Saturday, January 15, 2011

I catch myself in moments when I remember to return to my breath. Anywhere, it could be at home or out walking or reading or studying in the library or an eatery. Something about being "alive", "existing", hits me and I breathe in and out and I savor each breath like it's a sip of the finest wine or Scotch ever. Like a dying person might.

I was asthmatic as a kid, and I remember reflecting on asthma: If you can't take breathing for granted, what can you?

Like a dying person might, I breathe in and out and savor the preciousness of just being able to breathe in and out. But this appreciation is only in contrast of a background of some existential pressure, a facing of one's mortality.

Am I facing my mortality? I pretend that I do, but am I? Am I going to go through with this? And if I don't, then what? I don't advise my line of inquiry to anyone. As human beings, we have to live our lives. To live our lives is to ignore our mortality. You can't live your life whilst pondering over your imminent mortality.

I'm not living a life, my life, any life, therefore I'm free to indulge in contemplating my mortality.

I'm constantly asking why people do what they do. I guess at and make up their answers, but they're incomprehensible to me.

Even the recent spate of blogs I've found written by writers – the only blogs I've found worth my attention – are imbued with existential angst, and as they go about their lives in appreciation and gratitude of the happiness they've found which is what they're blogging about, there still is an undercurrent of angst.

Were my parents actually quite wise that their marriage is not based on love? They've effectively reduced their suffering by not being in love. Whereas all these people getting married for love are kinda fooling themselves, or living on borrowed time or rather just living for the pleasure and desire of a moment, and not considering the big picture that in the end we all lose each other.

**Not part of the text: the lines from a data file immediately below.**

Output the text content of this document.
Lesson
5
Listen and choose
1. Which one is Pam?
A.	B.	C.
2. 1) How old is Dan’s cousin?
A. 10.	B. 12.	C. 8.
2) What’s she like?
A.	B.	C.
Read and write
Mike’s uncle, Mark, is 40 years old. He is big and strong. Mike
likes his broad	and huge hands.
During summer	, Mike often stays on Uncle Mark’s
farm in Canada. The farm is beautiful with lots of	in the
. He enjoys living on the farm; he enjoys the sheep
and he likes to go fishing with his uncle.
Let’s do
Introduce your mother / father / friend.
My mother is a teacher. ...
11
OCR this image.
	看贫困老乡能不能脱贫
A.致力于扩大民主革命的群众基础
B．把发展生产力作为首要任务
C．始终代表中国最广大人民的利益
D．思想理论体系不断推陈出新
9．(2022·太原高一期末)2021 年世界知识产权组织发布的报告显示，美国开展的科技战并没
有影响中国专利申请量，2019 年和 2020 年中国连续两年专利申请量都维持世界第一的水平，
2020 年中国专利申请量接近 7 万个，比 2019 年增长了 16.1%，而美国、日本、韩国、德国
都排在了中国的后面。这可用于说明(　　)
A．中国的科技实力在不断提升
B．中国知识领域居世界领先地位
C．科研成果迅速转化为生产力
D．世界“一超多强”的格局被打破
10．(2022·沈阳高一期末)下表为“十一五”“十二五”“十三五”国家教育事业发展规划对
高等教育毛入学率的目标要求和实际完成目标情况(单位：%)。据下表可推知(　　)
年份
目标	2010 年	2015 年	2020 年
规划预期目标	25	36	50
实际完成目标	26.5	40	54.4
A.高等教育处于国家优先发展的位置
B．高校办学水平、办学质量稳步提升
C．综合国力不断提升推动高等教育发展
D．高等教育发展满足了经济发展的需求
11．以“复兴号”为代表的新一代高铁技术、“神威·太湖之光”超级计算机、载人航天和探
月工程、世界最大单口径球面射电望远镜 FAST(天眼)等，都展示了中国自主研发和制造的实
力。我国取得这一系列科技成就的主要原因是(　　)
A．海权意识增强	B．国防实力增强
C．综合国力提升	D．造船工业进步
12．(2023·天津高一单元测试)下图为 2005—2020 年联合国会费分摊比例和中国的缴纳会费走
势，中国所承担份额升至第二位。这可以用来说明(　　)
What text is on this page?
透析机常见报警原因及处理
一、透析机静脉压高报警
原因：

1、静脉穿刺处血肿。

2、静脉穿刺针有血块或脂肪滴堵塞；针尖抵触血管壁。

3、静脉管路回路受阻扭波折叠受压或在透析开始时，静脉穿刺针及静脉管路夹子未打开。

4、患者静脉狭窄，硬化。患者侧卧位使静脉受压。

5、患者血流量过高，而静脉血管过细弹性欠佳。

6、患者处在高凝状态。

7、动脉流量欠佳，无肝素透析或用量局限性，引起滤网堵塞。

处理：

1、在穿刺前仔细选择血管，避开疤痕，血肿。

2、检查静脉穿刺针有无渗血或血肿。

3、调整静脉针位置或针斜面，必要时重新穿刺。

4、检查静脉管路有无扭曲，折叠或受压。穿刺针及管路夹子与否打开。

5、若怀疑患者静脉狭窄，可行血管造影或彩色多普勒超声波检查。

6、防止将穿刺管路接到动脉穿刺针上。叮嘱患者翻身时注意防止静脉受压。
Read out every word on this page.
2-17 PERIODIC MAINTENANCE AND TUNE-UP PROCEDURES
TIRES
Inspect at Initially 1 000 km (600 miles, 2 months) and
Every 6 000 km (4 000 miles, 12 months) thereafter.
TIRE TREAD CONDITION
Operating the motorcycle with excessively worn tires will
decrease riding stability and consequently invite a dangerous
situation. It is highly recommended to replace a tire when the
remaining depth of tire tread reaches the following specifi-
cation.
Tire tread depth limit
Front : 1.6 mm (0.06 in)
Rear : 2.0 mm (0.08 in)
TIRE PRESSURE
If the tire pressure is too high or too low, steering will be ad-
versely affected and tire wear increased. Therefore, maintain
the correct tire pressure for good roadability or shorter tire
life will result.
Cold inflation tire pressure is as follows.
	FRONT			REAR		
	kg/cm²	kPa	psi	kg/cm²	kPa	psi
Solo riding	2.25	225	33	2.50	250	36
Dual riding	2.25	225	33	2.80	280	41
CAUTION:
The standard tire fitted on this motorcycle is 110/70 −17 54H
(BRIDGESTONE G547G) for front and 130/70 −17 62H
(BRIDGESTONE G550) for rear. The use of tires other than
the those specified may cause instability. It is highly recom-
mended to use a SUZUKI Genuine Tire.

No, that's cynicism and sarcasm saying my parents were wise. And there's nothing wrong about people getting married for love. The wisest of whom remain realistic and aware that this kind of happiness is fleeting, and they find a balance between enjoying and appreciating their happiness and being aware that it's temporary, and sickness, aging and death always patiently awaits.

No, my parents are incomplete, deluded people. They are not even individuals. Their relationship is symbiotic and I can't even imagine either of them being able to survive without the other. As they grow old, I'm sure this has crossed their minds, I just have no idea what they thought.

And I'm still thoroughly convinced my death will be ultimately good for them, albeit that not being a reason for dying.

It's been rainy, dreary and cold in Taipei and it could go on for quite a while. I'm not quite sure what drags me out of bed each day, but so far I have continued to drag myself out of bed when it would be so easy to just lie in the warmth and comfort of my bed all day.

Peeing! I need to pee at some point, and that usually does it and I put in my 45 minutes of sitting, then make coffee and, voilà,  I'm up and out of bed.